La fracture sondagière : chiffres, colère et désillusion
Les chiffres sont là, froids, implacables. Aucune émotion ne filtre dans les pourcentages, et pourtant, ils racontent tout. Depuis son retour à la présidence, Donald Trump n’a jamais réussi à franchir la barre symbolique des 50 % d’opinions favorables. Son taux d’approbation oscille entre 38 % et 45 %, selon les instituts, bien en dessous de la moyenne historique des présidents américains depuis la Seconde Guerre mondiale. Les sondages se succèdent, se ressemblent, se télescopent. Un jour, une légère remontée, le lendemain, une rechute brutale. Les jeunes, en particulier la génération Z, lui tournent massivement le dos, le jugeant déconnecté, autoritaire, incapable de saisir les enjeux climatiques ou sociaux qui les angoissent. Les Républicains purs et durs, eux, continuent de le soutenir, mais la ferveur s’effrite, rongée par les scandales, les polémiques, les décisions controversées. Et dans les États clés, ceux qui font et défont les élections, la défiance gagne du terrain, implacable, silencieuse, comme une érosion invisible mais fatale.

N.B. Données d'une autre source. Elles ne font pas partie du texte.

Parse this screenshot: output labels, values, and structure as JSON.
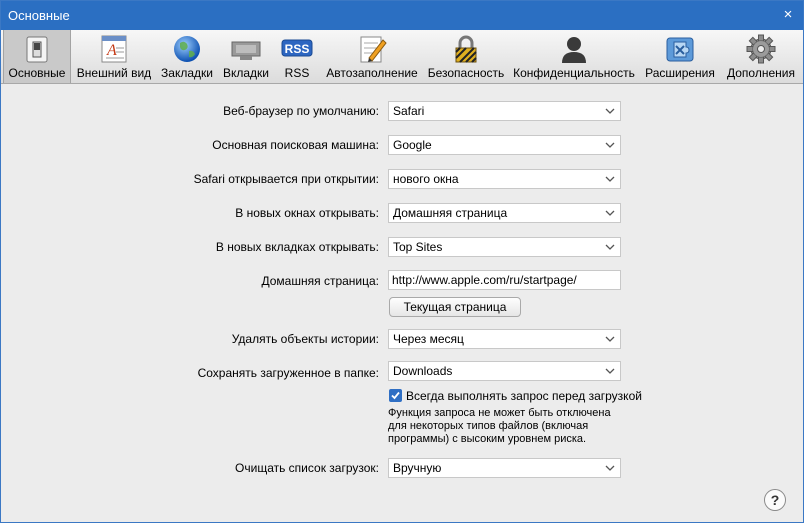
{
  "window": {
    "title": "Основные",
    "close_icon": "×"
  },
  "toolbar": {
    "items": [
      {
        "label": "Основные",
        "icon": "switch-icon"
      },
      {
        "label": "Внешний вид",
        "icon": "font-icon"
      },
      {
        "label": "Закладки",
        "icon": "globe-icon"
      },
      {
        "label": "Вкладки",
        "icon": "tabs-icon"
      },
      {
        "label": "RSS",
        "icon": "rss-icon",
        "badge": "RSS"
      },
      {
        "label": "Автозаполнение",
        "icon": "pencil-icon"
      },
      {
        "label": "Безопасность",
        "icon": "lock-icon"
      },
      {
        "label": "Конфиденциальность",
        "icon": "person-icon"
      },
      {
        "label": "Расширения",
        "icon": "puzzle-icon"
      },
      {
        "label": "Дополнения",
        "icon": "gear-icon"
      }
    ]
  },
  "form": {
    "default_browser": {
      "label": "Веб-браузер по умолчанию:",
      "value": "Safari"
    },
    "search_engine": {
      "label": "Основная поисковая машина:",
      "value": "Google"
    },
    "safari_opens": {
      "label": "Safari открывается при открытии:",
      "value": "нового окна"
    },
    "new_windows": {
      "label": "В новых окнах открывать:",
      "value": "Домашняя страница"
    },
    "new_tabs": {
      "label": "В новых вкладках открывать:",
      "value": "Top Sites"
    },
    "homepage": {
      "label": "Домашняя страница:",
      "value": "http://www.apple.com/ru/startpage/"
    },
    "current_page_button": "Текущая страница",
    "remove_history": {
      "label": "Удалять объекты истории:",
      "value": "Через месяц"
    },
    "save_downloads": {
      "label": "Сохранять загруженное в папке:",
      "value": "Downloads"
    },
    "always_ask": {
      "label": "Всегда выполнять запрос перед загрузкой",
      "checked": true
    },
    "note_lines": [
      "Функция запроса не может быть отключена",
      "для некоторых типов файлов (включая",
      "программы) с высоким уровнем риска."
    ],
    "clear_downloads": {
      "label": "Очищать список загрузок:",
      "value": "Вручную"
    },
    "help": "?"
  },
  "colors": {
    "titlebar": "#2b6fc2",
    "checkbox": "#2f6fc4",
    "background": "#ececec"
  }
}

Un pays en apnée, entre adhésion et rejet
L’Amérique de 2025 ne ressemble plus à celle de 2016, ni même à celle de 2020. Les fractures se sont approfondies, les rancœurs se sont cristallisées. Dans les grandes villes, la majorité conspue Trump, l’accuse de diviser, de manipuler, de menacer les fondements mêmes de la démocratie. Dans les campagnes, dans les bastions conservateurs, il est vu comme un sauveur, un justicier, le dernier rempart contre le « système », contre les élites, contre l’invasion supposée des valeurs progressistes. Deux univers parallèles, deux réalités irréconciliables. Les réseaux sociaux, devenus des champs de bataille, amplifient ce clivage, nourrissent les fantasmes, attisent les haines. Les mots volent, les insultes pleuvent, les familles se déchirent autour de la table du dîner. L’Amérique suffoque, prise en otage par une guerre culturelle qui ne dit pas son nom, mais qui consume tout sur son passage.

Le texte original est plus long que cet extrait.